By the time the news of Bailey’s accident spread through the rural settlement of Box Hill, there were several versions of how it happened.
»Blood Drive« ist voller Ironie, die erbärmlichen Helden der Story sind so humorvoll und treffend gezeichnet, dass man fast den Biergestank zu riechen meint, der während der Fahrt zum Blutspenden für Bailey, der angeblich in Memphis im Krankenhaus dringend auf eine Transfusion wartet, zunehmend dichter wird.
Aggie and Calvin drank responsibly while Roger continued to gulp away. Wehn the first six-pack was gone, he announced, with perfect timing, “I need to take a leak. Pull over there at Cully’s Barbecue.” They were on the edge of the small town of New Grove, and Aggie was beginning to wonder how long the trip might take. Roger dissappered behind the store and relieved himself, then ducked inside and brought two more six-packs. When New Grove was behind them, they popped the tops and sped along a dark, narrow highway.
“Ya’ll ever been to the strip clubs in Memphis?” Roger asked.
Natürlich will ich hier nicht verraten, was auf der Reise nach Memphis und in der Stadt geschieht – aber es ist herrlich typisch für das Dorf- und Kleinstadtleben.

»Fetching Raymond« erzählt von den Illusionen, die manche arme Seele sich solange vorgaukelt, bis sie selbst es glaubt. Raymond erzählt Hinz und Kunz von den vielen erstklassigen Juristen, die Tag und Nacht darum kämpfen, ihn aus dem Gefängnis zu befreien.
“Got two dozen lawyers scramblin’ right now,” he said. “State can’t keep up with ‘em.”
“When do you hear somethin’ from the court?” Inez asked.
“Any minute now. I got federal judges in Jackson, in New Orleans, and in Washington sittin’ by, just ready to kick the state’s ass.”
Natürlich kostet so viel Rechtsbeistand Geld. Die verarmte Familie des Inhaftierten hat getan, was finanziell möglich war und ist nun auf dem Weg, ihn aus der Todeszelle zu holen. Allerdings anders, als der Leser zunächst erwartet.

»Fish Files« sind Akten, die stinken. Ein Kleinstadtanwalt hat genug davon, sich sein Leben lang mit solchem Kram herumzuplagen; als sich ihm eine Chance zum Ausbrechen bietet, nutzt er sie.
Mack was already tired of rationalizing his actions. He was screwing his clients and he knew it.
He was now a crook. Forging documents, hiding assets, swindling clients.
Grisham gelingt es vortrefflich, uns Leser auf die Seite Macks zu ziehen, wohl wissend, dass wir uns damit in die Illegalität begeben. Das macht uns nichts, wir empfinden heimliches Vergnügen.

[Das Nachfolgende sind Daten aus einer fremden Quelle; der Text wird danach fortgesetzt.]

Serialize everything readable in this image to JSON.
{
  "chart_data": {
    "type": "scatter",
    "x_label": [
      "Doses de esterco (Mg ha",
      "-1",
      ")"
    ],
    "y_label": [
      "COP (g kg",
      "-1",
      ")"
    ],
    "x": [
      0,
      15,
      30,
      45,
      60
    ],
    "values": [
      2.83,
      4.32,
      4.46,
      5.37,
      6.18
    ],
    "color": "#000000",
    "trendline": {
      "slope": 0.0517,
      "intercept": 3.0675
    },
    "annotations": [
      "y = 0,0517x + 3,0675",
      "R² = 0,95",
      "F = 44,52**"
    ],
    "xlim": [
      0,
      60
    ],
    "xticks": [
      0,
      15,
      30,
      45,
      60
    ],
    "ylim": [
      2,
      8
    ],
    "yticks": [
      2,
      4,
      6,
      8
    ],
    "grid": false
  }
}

Womöglich etwas zu vorhersehbar ist das, was in »Casino« vor sich geht, doch das hat keineswegs mein Lesevergnügen geschmälert. Da war wohl heimliche Schadenfreude dabei, weil die »Großkopferten«, die immer und routiniert die kleinen Leute reinlegen, ausgerechnet vom unscheinbaren Sidney– ach nein, ich will ja nicht den Inhalt verraten.

In »Michael’s Room« landet Stanley, der Held der nächsten Kurzgeschichte, nicht freiwillig. Auf dem Weg geschieht ihm Peinliches.
“You pissed on yourself,” Cranwell said. Stanley heard him, but barely. His ears were splitting, especially the right one. “You poor boy, all wet with piss.”
Nur so viel sei hier verraten: Wir gönnen es diesem Stanley von Herzen, dass ihm solches widerfährt. Denn was in Michaels Zimmer auf ihn wartet, hat er selbst zu verantworten.

Ganz herrlich genasführt und in die Irre gehen lassen hat mich Grisham mit »Quiet Haven«. Ich las und las und kam nicht dahinter, worauf es der Protagonist eigentlich abgesehen hat. Ich meinte jetzt weiß ichs, und ein paar Sätze später meinte ich nee, falsch, aber was denn dann? So macht Lektüre Spaß!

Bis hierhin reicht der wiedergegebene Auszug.